Młodszy brygadier Piotr Parys z lublinieckiej straży pożarnej powiedział PAP, że strażacy nad ranem otrzymali informację, że pali się pryzma z odpadami, przerabianymi i wykorzystywanymi później jako paliwa alternatywne w cementowniach.

We wnętrzu tej pryzmy prawdopodobnie doszło do jakiegoś samozapłonu, z jej góry wydobywał się biały dym - powiedział strażak. Wyjaśnił, że nie ma otwartego ognia, nie ma też żadnego zagrożenia dla mieszkańców czy obiektów w pobliżu. W pryzmie są m.in. tworzywa sztuczne, papier i guma.

Na pewien czas podczas prowadzenia akcji trzeba było zamknąć drogę krajową nr 46, teraz samochody poruszają się tym odcinkiem wahadłowo - aby umożliwić wjazd ciężkiego sprzętu.

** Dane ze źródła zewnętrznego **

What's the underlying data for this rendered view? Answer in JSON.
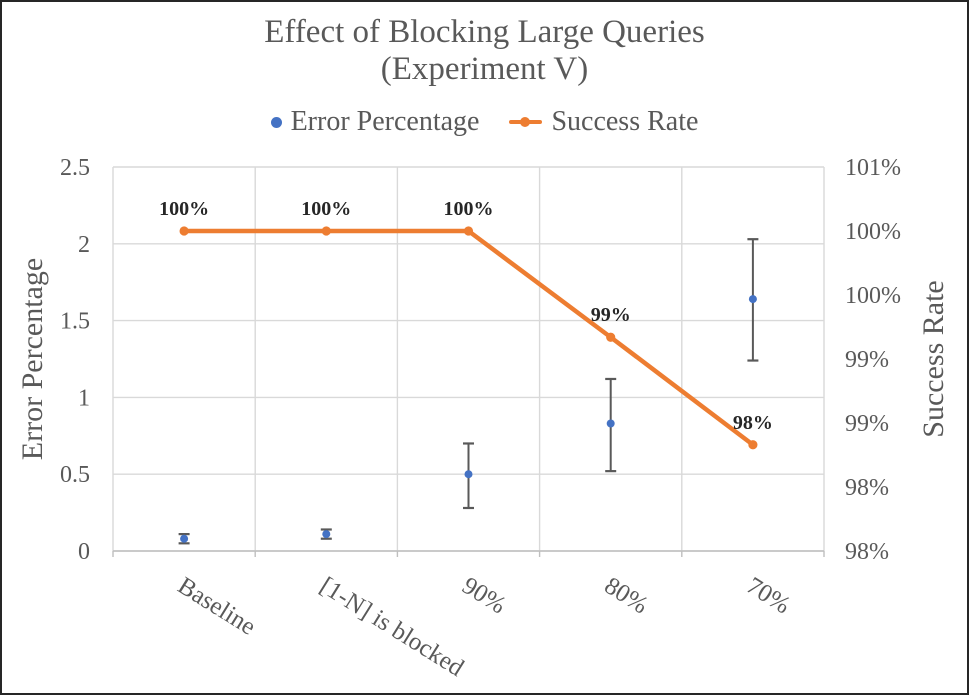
{
  "title": {
    "line1": "Effect of Blocking Large Queries",
    "line2": "(Experiment V)",
    "full": "Effect of Blocking Large Queries (Experiment V)"
  },
  "legend": {
    "items": [
      {
        "label": "Error Percentage",
        "marker": "dot-icon",
        "color": "#4472C4"
      },
      {
        "label": "Success Rate",
        "marker": "line-dot-icon",
        "color": "#ED7D31"
      }
    ]
  },
  "chart_data": {
    "type": "line",
    "title": "Effect of Blocking Large Queries (Experiment V)",
    "categories": [
      "Baseline",
      "[1-N] is blocked",
      "90%",
      "80%",
      "70%"
    ],
    "series": [
      {
        "name": "Error Percentage",
        "chart_type": "scatter",
        "axis": "left",
        "color": "#4472C4",
        "values": [
          0.08,
          0.11,
          0.5,
          0.83,
          1.64
        ],
        "error_bars": {
          "low": [
            0.05,
            0.08,
            0.28,
            0.52,
            1.24
          ],
          "high": [
            0.11,
            0.14,
            0.7,
            1.12,
            2.03
          ]
        }
      },
      {
        "name": "Success Rate",
        "chart_type": "line",
        "axis": "right",
        "color": "#ED7D31",
        "values": [
          100,
          100,
          100,
          99.17,
          98.33
        ],
        "data_labels": [
          "100%",
          "100%",
          "100%",
          "99%",
          "98%"
        ]
      }
    ],
    "left_axis": {
      "label": "Error Percentage",
      "min": 0,
      "max": 2.5,
      "step": 0.5,
      "tick_labels": [
        "0",
        "0.5",
        "1",
        "1.5",
        "2",
        "2.5"
      ]
    },
    "right_axis": {
      "label": "Success Rate",
      "min": 97.5,
      "max": 100.5,
      "step": 0.5,
      "tick_labels": [
        "98%",
        "98%",
        "99%",
        "99%",
        "100%",
        "100%",
        "101%"
      ]
    },
    "grid": true,
    "legend_position": "top",
    "x_label_rotation_deg": 32
  },
  "colors": {
    "error_series": "#4472C4",
    "success_series": "#ED7D31",
    "text_gray": "#595959",
    "gridline": "#D9D9D9",
    "axis_line": "#BFBFBF",
    "data_label": "#262626",
    "error_bar": "#595959",
    "frame_border": "#262626",
    "background": "#FFFFFF"
  }
}
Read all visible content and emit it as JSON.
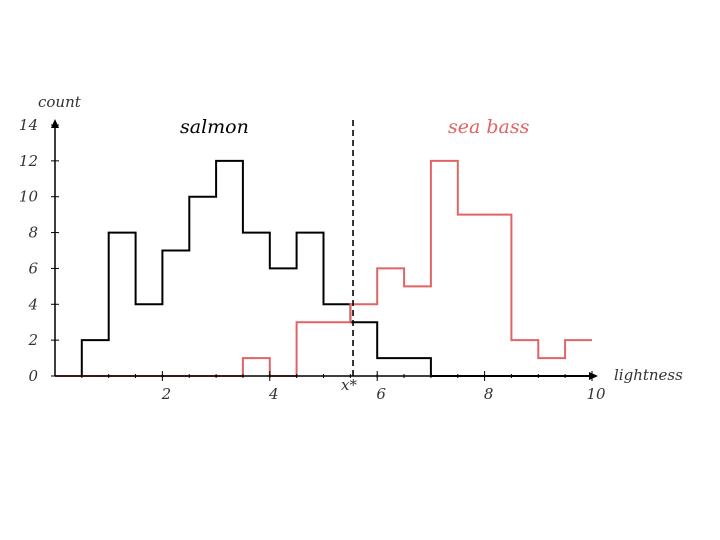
{
  "chart_data": {
    "type": "histogram",
    "xlabel": "lightness",
    "ylabel": "count",
    "xlim": [
      0,
      10
    ],
    "ylim": [
      0,
      14
    ],
    "x_ticks": [
      2,
      4,
      6,
      8,
      10
    ],
    "y_ticks": [
      0,
      2,
      4,
      6,
      8,
      10,
      12,
      14
    ],
    "threshold": {
      "label": "x*",
      "x": 5.55
    },
    "series": [
      {
        "name": "salmon",
        "color": "#000000",
        "edges": [
          0,
          0.5,
          1.0,
          1.5,
          2.0,
          2.5,
          3.0,
          3.5,
          4.0,
          4.5,
          5.0,
          5.5,
          6.0,
          7.0,
          10.0
        ],
        "counts": [
          0,
          2,
          8,
          4,
          7,
          10,
          12,
          8,
          6,
          8,
          4,
          3,
          1,
          0
        ]
      },
      {
        "name": "sea bass",
        "color": "#e06464",
        "edges": [
          0,
          3.5,
          4.0,
          4.5,
          5.5,
          6.0,
          6.5,
          7.0,
          7.5,
          8.5,
          9.0,
          9.5,
          10.0
        ],
        "counts": [
          0,
          1,
          0,
          3,
          4,
          6,
          5,
          12,
          9,
          2,
          1,
          2
        ]
      }
    ]
  }
}
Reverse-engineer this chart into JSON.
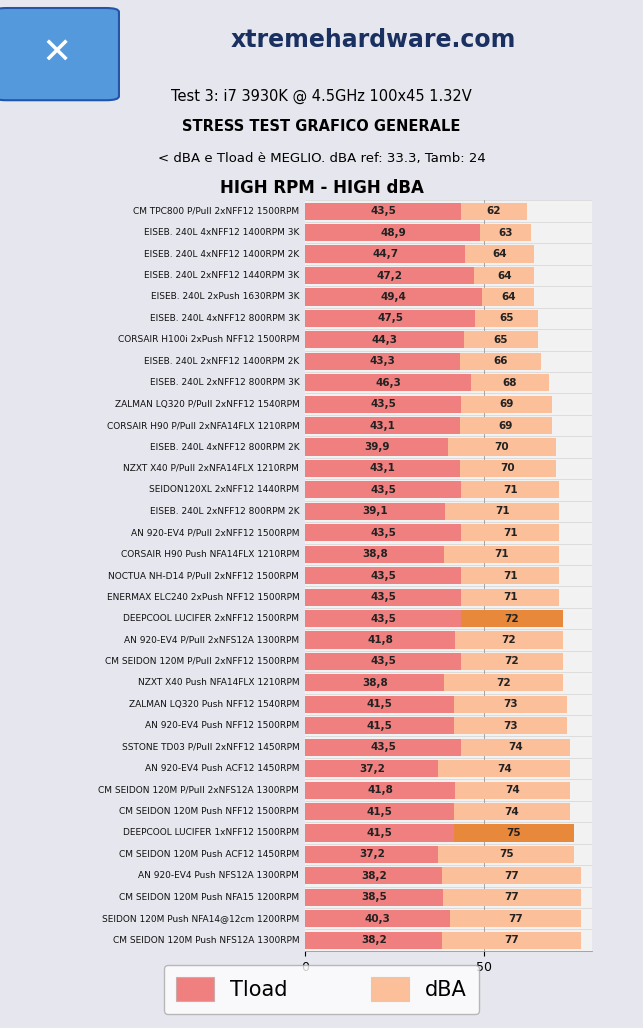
{
  "title_lines": [
    "Test 3: i7 3930K @ 4.5GHz 100x45 1.32V",
    "STRESS TEST GRAFICO GENERALE",
    "< dBA e Tload è MEGLIO. dBA ref: 33.3, Tamb: 24",
    "HIGH RPM - HIGH dBA"
  ],
  "site_name": "xtremehardware.com",
  "categories": [
    "CM TPC800 P/Pull 2xNFF12 1500RPM",
    "EISEB. 240L 4xNFF12 1400RPM 3K",
    "EISEB. 240L 4xNFF12 1400RPM 2K",
    "EISEB. 240L 2xNFF12 1440RPM 3K",
    "EISEB. 240L 2xPush 1630RPM 3K",
    "EISEB. 240L 4xNFF12 800RPM 3K",
    "CORSAIR H100i 2xPush NFF12 1500RPM",
    "EISEB. 240L 2xNFF12 1400RPM 2K",
    "EISEB. 240L 2xNFF12 800RPM 3K",
    "ZALMAN LQ320 P/Pull 2xNFF12 1540RPM",
    "CORSAIR H90 P/Pull 2xNFA14FLX 1210RPM",
    "EISEB. 240L 4xNFF12 800RPM 2K",
    "NZXT X40 P/Pull 2xNFA14FLX 1210RPM",
    "SEIDON120XL 2xNFF12 1440RPM",
    "EISEB. 240L 2xNFF12 800RPM 2K",
    "AN 920-EV4 P/Pull 2xNFF12 1500RPM",
    "CORSAIR H90 Push NFA14FLX 1210RPM",
    "NOCTUA NH-D14 P/Pull 2xNFF12 1500RPM",
    "ENERMAX ELC240 2xPush NFF12 1500RPM",
    "DEEPCOOL LUCIFER 2xNFF12 1500RPM",
    "AN 920-EV4 P/Pull 2xNFS12A 1300RPM",
    "CM SEIDON 120M P/Pull 2xNFF12 1500RPM",
    "NZXT X40 Push NFA14FLX 1210RPM",
    "ZALMAN LQ320 Push NFF12 1540RPM",
    "AN 920-EV4 Push NFF12 1500RPM",
    "SSTONE TD03 P/Pull 2xNFF12 1450RPM",
    "AN 920-EV4 Push ACF12 1450RPM",
    "CM SEIDON 120M P/Pull 2xNFS12A 1300RPM",
    "CM SEIDON 120M Push NFF12 1500RPM",
    "DEEPCOOL LUCIFER 1xNFF12 1500RPM",
    "CM SEIDON 120M Push ACF12 1450RPM",
    "AN 920-EV4 Push NFS12A 1300RPM",
    "CM SEIDON 120M Push NFA15 1200RPM",
    "SEIDON 120M Push NFA14@12cm 1200RPM",
    "CM SEIDON 120M Push NFS12A 1300RPM"
  ],
  "tload": [
    43.5,
    48.9,
    44.7,
    47.2,
    49.4,
    47.5,
    44.3,
    43.3,
    46.3,
    43.5,
    43.1,
    39.9,
    43.1,
    43.5,
    39.1,
    43.5,
    38.8,
    43.5,
    43.5,
    43.5,
    41.8,
    43.5,
    38.8,
    41.5,
    41.5,
    43.5,
    37.2,
    41.8,
    41.5,
    41.5,
    37.2,
    38.2,
    38.5,
    40.3,
    38.2
  ],
  "dba": [
    62,
    63,
    64,
    64,
    64,
    65,
    65,
    66,
    68,
    69,
    69,
    70,
    70,
    71,
    71,
    71,
    71,
    71,
    71,
    72,
    72,
    72,
    72,
    73,
    73,
    74,
    74,
    74,
    74,
    75,
    75,
    77,
    77,
    77,
    77
  ],
  "tload_color": "#F08080",
  "dba_color_normal": "#FBBF9A",
  "dba_color_highlight": "#E8883A",
  "highlight_rows": [
    19,
    29
  ],
  "bg_color": "#E6E6EE",
  "chart_bg": "#F2F2F2",
  "title_color": "#000000",
  "site_color": "#1a3060",
  "axis_max": 80,
  "legend_tload": "Tload",
  "legend_dba": "dBA"
}
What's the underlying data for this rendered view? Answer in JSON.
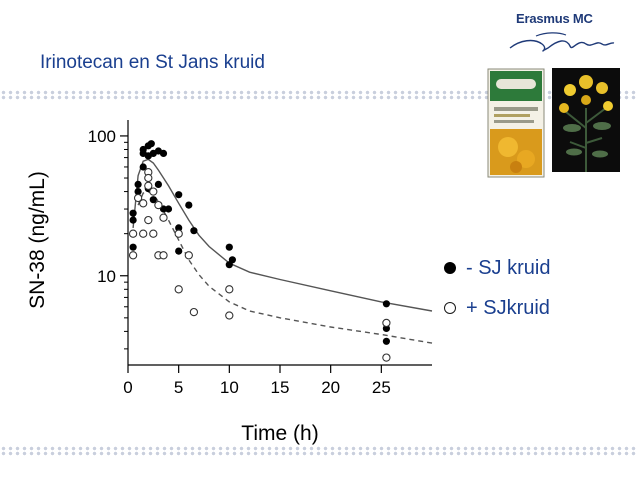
{
  "slide": {
    "title": "Irinotecan en St Jans kruid",
    "logo_text": "Erasmus MC",
    "accent_color": "#1a3f8f"
  },
  "images": {
    "product": "herbal-product-box-image",
    "plant": "st-johns-wort-plant-image"
  },
  "legend": [
    {
      "label": "- SJ kruid",
      "marker": "filled-circle"
    },
    {
      "label": "+ SJkruid",
      "marker": "open-circle"
    }
  ],
  "chart_data": {
    "type": "scatter",
    "title": "",
    "xlabel": "Time (h)",
    "ylabel": "SN-38 (ng/mL)",
    "xlim": [
      0,
      30
    ],
    "ylim": [
      2.3,
      130
    ],
    "yscale": "log",
    "x_ticks": [
      0,
      5,
      10,
      15,
      20,
      25
    ],
    "y_ticks": [
      {
        "value": 10,
        "label": "10"
      },
      {
        "value": 100,
        "label": "100"
      }
    ],
    "grid": false,
    "legend_position": "right",
    "series": [
      {
        "marker": "filled-circle",
        "points": [
          [
            0.5,
            25
          ],
          [
            0.5,
            28
          ],
          [
            0.5,
            16
          ],
          [
            1.0,
            45
          ],
          [
            1.0,
            40
          ],
          [
            1.5,
            60
          ],
          [
            1.5,
            75
          ],
          [
            1.5,
            80
          ],
          [
            2.0,
            85
          ],
          [
            2.0,
            72
          ],
          [
            2.0,
            42
          ],
          [
            2.3,
            88
          ],
          [
            2.5,
            75
          ],
          [
            2.5,
            35
          ],
          [
            3.0,
            78
          ],
          [
            3.0,
            45
          ],
          [
            3.5,
            75
          ],
          [
            3.5,
            30
          ],
          [
            4.0,
            30
          ],
          [
            5.0,
            38
          ],
          [
            5.0,
            22
          ],
          [
            5.0,
            15
          ],
          [
            6.0,
            32
          ],
          [
            6.5,
            21
          ],
          [
            10.0,
            16
          ],
          [
            10.0,
            12
          ],
          [
            10.3,
            13
          ],
          [
            25.5,
            6.3
          ],
          [
            25.5,
            4.2
          ],
          [
            25.5,
            3.4
          ]
        ]
      },
      {
        "marker": "open-circle",
        "points": [
          [
            0.5,
            20
          ],
          [
            0.5,
            14
          ],
          [
            1.0,
            36
          ],
          [
            1.5,
            33
          ],
          [
            1.5,
            20
          ],
          [
            2.0,
            55
          ],
          [
            2.0,
            50
          ],
          [
            2.0,
            44
          ],
          [
            2.0,
            25
          ],
          [
            2.5,
            40
          ],
          [
            2.5,
            20
          ],
          [
            3.0,
            32
          ],
          [
            3.0,
            14
          ],
          [
            3.5,
            26
          ],
          [
            3.5,
            14
          ],
          [
            5.0,
            20
          ],
          [
            5.0,
            8
          ],
          [
            6.0,
            14
          ],
          [
            6.5,
            5.5
          ],
          [
            10.0,
            5.2
          ],
          [
            10.0,
            8
          ],
          [
            25.5,
            4.6
          ],
          [
            25.5,
            2.6
          ]
        ]
      }
    ],
    "fit_lines": [
      {
        "style": "solid",
        "points": [
          [
            0.5,
            22
          ],
          [
            1.0,
            52
          ],
          [
            1.5,
            66
          ],
          [
            2.0,
            68
          ],
          [
            2.5,
            64
          ],
          [
            3.0,
            57
          ],
          [
            4.0,
            44
          ],
          [
            5.0,
            33
          ],
          [
            6.0,
            25
          ],
          [
            7.0,
            19.5
          ],
          [
            8.0,
            16.2
          ],
          [
            10.0,
            12.3
          ],
          [
            12.0,
            10.6
          ],
          [
            15.0,
            9.4
          ],
          [
            20.0,
            7.8
          ],
          [
            25.0,
            6.5
          ],
          [
            30.0,
            5.6
          ]
        ]
      },
      {
        "style": "dashed",
        "points": [
          [
            1.0,
            32
          ],
          [
            1.5,
            39
          ],
          [
            2.0,
            40
          ],
          [
            2.5,
            38
          ],
          [
            3.0,
            34
          ],
          [
            4.0,
            25
          ],
          [
            5.0,
            18
          ],
          [
            6.0,
            13
          ],
          [
            7.0,
            10.2
          ],
          [
            8.0,
            8.4
          ],
          [
            10.0,
            6.5
          ],
          [
            12.0,
            5.6
          ],
          [
            15.0,
            5.0
          ],
          [
            20.0,
            4.3
          ],
          [
            25.0,
            3.8
          ],
          [
            30.0,
            3.3
          ]
        ]
      }
    ]
  }
}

Na miejscu jest wciąż kilka jednostek gaśniczych. Musimy tę pryzmę rozebrać przy pomocy ciężkiego sprzętu, przewieźć w inne miejsce i przelać wodą. W taki sposób właśnie działamy - wyjaśnił Parys.

W szczytowym momencie akcji na miejscu było 14 jednostek straży, ale okazało się, że nie były potrzebne aż tak duże siły. Akcja potrwa pewnie jeszcze kilka godzin. Ale sytuacja jest już opanowana. Nie przewidujemy jakichś niespodziewanych sytuacji - podsumował strażak.